Rapid succession of Biological Soil Crusts after experimental disturbance in the Succulent Karoo, South Africa

Abstract

Biological Soil Crusts (BSC) composed of an intimate association of cyanobacteria, algae, lichens and bryophytes colonize the uppermost millimeters of the soil to form a regular component of the soil surface in arid and semi-arid regions throughout the world. We studied the recovery of a BSC that had been disturbed prior to the rainy season in a field experiment in the Succulent Karoo, South Africa. BSC re-established much faster than expected; only eight months (one rainy season) after removal of BSC from the treatment plots, the crust coverage was greater than its pre-disturbance extent and BSC stability (penetration resistance of the crust) was not statistically different to the control plots. However, composition of the recovering crust differed significantly from controls with the major part of the BSC being made up by an initial light-colored cyanobacteria-dominated BSC. In the following two years, coverage of light-colored (early successional type) crust decreased and dark cyanobacteria-dominated BSC (later successional type) increased whilst total BSC coverage was stable over this time span. The first bryophytes were observed 20 months after disturbance.

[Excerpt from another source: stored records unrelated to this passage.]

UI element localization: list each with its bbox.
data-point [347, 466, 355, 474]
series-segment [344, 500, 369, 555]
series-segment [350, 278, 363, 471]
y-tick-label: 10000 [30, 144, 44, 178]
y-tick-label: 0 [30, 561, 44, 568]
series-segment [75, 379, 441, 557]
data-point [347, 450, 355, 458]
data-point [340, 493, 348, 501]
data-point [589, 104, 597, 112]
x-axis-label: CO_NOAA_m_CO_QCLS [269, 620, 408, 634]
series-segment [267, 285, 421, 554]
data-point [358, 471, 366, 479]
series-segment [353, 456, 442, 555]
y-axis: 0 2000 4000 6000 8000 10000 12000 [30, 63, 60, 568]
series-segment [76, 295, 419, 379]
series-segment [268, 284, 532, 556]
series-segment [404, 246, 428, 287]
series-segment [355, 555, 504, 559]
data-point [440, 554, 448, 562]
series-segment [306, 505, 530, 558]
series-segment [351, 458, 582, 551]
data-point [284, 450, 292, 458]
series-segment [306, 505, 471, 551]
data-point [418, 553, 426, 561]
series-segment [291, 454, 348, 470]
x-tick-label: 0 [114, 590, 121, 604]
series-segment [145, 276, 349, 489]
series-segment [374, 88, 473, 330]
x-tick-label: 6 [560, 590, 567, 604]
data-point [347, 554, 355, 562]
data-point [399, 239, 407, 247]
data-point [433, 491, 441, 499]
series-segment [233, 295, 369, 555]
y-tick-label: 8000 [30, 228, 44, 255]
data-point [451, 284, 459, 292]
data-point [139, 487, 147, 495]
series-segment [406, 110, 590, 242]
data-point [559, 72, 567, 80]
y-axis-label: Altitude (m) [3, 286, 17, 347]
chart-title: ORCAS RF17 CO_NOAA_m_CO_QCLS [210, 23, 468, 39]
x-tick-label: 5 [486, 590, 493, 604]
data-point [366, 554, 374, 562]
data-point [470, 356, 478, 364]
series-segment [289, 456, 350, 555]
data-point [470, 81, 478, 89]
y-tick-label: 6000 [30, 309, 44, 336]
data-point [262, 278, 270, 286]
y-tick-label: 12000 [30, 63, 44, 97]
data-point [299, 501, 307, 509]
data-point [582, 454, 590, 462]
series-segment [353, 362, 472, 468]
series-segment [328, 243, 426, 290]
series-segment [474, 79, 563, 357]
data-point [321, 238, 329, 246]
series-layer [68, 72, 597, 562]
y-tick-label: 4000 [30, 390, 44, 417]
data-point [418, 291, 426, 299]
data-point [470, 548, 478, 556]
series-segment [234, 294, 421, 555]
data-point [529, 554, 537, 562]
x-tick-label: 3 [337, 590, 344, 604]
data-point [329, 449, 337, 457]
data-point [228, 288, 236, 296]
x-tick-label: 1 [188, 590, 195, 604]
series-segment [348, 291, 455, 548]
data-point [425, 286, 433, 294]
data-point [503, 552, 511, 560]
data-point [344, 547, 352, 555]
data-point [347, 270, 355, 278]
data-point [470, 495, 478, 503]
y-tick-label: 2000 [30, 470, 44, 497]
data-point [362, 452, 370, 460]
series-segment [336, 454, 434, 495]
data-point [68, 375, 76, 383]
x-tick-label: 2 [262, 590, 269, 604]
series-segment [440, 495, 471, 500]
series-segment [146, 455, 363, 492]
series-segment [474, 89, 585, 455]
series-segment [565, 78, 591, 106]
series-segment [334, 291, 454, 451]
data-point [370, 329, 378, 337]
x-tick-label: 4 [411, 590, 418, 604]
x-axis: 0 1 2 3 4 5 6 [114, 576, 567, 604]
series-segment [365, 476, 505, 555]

Chlorophyll contents increased continuously and significantly during the experiment. In contrast to published studies, we found that severe, small-scale disturbances could be repaired quite rapidly and important functions, like soil stability and erosion protection, were functional after only eight months or one rainy season. Full recovery from long-term disturbance seems to take longer with climax stages not being reached five years after termination of grazing impact. These results allow important conclusions with regard to rangeland management and imply that timely and moderate grazing can be reconciled with well developed and functional BSC crust development.